Türkiye’de iki lider portresi vardı. Biri Demirel, öteki Ecevit. Biz tüm arayışlarımızı geriye dönük yaptığımız için lider tipolojisini de geçmişte arıyoruz. Bugün artık tek bir liderden değil, bir takımdan söz etmek gerekiyor. Çok tanıdık olmasa da işini iyi yapan biri lider koltuğuna da oturabilir. Tony Blair 3 dönem içinde bu noktaya geldi. Ama son döneminde yaptığı ciddi hatalar yüzünden seçimi kazanmasına rağmen görevden alınmasına karar verildi. Dünyada lider bile oluşturuluyor. Türkiye’de eski lider tipine uygun düşecek aday yok bugün, olsa da iş yapamaz. Şu anda en başarılı lider Erdoğan, o da yeni tipe ne kadar uyuyor bilmiyoruz. AKP başarısını ekibine borçlu çünkü ekonomiyi toparladığı için hâlâ insanlar sempatiyle yaklaşıyor.
-CHP muhalefet rolünde başarılı mı sizce?

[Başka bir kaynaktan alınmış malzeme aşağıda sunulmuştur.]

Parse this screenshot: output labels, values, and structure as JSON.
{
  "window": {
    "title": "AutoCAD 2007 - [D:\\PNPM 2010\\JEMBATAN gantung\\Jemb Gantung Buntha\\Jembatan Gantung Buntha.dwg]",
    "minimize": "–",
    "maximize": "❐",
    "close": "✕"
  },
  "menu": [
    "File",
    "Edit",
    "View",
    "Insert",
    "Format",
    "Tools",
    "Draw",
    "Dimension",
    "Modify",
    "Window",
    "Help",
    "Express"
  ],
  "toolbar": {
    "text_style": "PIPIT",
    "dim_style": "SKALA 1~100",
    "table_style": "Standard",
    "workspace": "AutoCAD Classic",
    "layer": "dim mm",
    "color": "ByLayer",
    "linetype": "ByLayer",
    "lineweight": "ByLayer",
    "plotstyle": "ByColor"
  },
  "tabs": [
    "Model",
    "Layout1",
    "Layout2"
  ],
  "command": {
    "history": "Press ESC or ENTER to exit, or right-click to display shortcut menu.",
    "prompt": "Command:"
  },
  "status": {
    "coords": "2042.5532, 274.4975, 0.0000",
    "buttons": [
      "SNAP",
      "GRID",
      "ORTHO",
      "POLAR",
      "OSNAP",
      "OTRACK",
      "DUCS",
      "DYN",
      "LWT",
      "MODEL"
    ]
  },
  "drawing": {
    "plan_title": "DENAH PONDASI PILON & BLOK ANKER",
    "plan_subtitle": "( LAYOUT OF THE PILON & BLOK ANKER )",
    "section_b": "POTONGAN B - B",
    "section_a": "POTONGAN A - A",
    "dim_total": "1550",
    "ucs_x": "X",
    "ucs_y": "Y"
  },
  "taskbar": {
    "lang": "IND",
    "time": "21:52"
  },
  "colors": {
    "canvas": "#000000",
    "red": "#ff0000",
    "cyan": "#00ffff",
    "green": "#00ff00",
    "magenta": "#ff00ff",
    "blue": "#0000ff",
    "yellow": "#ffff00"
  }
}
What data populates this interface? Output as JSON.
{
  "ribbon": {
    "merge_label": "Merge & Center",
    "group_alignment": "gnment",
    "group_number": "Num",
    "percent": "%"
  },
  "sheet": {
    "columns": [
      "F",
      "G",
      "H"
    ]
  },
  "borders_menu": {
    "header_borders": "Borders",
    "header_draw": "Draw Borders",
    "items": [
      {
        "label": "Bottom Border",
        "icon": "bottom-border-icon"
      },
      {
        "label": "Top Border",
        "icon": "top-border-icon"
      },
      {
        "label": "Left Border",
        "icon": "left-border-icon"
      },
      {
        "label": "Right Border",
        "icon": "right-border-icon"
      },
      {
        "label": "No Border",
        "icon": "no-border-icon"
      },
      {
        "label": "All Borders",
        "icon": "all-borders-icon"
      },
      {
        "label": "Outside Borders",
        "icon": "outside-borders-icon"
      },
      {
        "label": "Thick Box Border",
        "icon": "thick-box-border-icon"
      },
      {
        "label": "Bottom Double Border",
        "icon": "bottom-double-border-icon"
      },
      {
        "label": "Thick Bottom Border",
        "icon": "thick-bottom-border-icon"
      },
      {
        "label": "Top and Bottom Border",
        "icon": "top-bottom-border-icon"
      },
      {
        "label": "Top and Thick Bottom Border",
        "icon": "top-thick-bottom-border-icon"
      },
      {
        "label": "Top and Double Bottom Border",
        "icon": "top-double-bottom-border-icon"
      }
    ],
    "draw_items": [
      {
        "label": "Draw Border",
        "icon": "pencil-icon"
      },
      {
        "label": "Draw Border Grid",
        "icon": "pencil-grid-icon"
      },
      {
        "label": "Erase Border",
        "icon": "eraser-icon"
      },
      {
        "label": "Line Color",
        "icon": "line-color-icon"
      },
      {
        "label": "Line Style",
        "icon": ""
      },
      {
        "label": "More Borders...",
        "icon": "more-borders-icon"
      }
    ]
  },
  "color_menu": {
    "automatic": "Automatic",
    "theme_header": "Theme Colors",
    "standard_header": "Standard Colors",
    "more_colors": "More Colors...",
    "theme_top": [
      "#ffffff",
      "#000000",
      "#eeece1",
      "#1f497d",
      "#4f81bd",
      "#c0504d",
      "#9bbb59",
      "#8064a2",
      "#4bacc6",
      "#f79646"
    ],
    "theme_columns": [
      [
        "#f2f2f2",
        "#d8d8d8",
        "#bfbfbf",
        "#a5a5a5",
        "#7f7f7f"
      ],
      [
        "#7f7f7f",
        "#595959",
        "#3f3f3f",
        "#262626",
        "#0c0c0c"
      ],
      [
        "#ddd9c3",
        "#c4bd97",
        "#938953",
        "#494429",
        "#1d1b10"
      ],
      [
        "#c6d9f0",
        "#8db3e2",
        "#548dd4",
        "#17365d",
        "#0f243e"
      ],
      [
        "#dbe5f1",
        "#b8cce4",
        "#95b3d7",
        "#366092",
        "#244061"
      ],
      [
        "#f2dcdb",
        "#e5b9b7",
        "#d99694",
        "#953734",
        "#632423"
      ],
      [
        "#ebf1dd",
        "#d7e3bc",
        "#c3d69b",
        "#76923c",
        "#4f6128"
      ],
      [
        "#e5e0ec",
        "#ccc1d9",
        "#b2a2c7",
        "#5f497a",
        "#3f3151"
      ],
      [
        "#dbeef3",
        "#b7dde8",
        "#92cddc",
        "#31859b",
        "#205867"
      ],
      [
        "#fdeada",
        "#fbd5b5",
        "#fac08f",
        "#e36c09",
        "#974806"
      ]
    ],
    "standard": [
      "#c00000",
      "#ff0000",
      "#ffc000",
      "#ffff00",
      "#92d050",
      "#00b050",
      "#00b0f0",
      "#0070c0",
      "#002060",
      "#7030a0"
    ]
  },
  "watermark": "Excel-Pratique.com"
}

AKP son bir yılda biraz tıkansa da 2007 seçimlerinde sol için büyük bir sürpriz beklememek gerek. Çünkü CHP sol misyonunu da, muhalefet misyonunu da yerine getiremiyor. AKP’nin geçen yıldan beri AB sürecinde tökezlemesinin en önemli müsebbiplerinden biri CHP. Türkiye’de şu anda sol yok. AKP’yi ılımlı İslam olarak düşünüp karşısına da milliyetçi tepkiyi temsil eden CHP ve MHP’yi koyarsak bir boşluk olduğu açık. Ortadoğu’nun yeniden yapılanması, küreselleşme, ekonomik sıkıntılar ve enerji sıkıntıları, AB meseleleri hep ılımlı İslam, tepkisel milliyetçilik arasında tartışılıyor. Kesinlikle bir üçüncü seçeneğe ihtiyaç var. Birilerinin refahtan, insan haklarından, yoksulluğa karşı mücadeleden, sosyal güvenlikten bahsetmesi gerekiyor. Ecevit’i 80 öncesinde başarılı yapan da bu tür sosyal açılımları idi. Toplumla birlikte bir dönüşümü hedefliyordu. Bugün de solun Türkiye’nin sorunlarına çözüm üretmesi gerekiyor ki halk onları benimsesin. Liderlik, toplumsallık ve ideoloji bir arada düşünüldüğünde sorunun sebebi de çözüm de daha kolay bulunur. Toplumsallık ve ideoloji boyutu eksik bırakıldığı için sadece lidere odaklanan alternatifler çözüm üretemiyor. Mustafa Sarıgül modeli bu yüzden başarısız bir model. Solun toplumla bağ kurma temelinde kendini yeni bir siyasi aktör olarak tanımlaması ve ideoloji oluşturması gerekiyor.
Profesör Keyman’a göre, Türk solunun mevcut kadroları, dünyanın ve Türkiye’nin geçirdiği değişimi algılayamayan, var olan siyasi yapı içinde yerini korumaya çalışan kişilerden oluşuyor. CHP’nin sorunu ise halkla bağ kuramaması.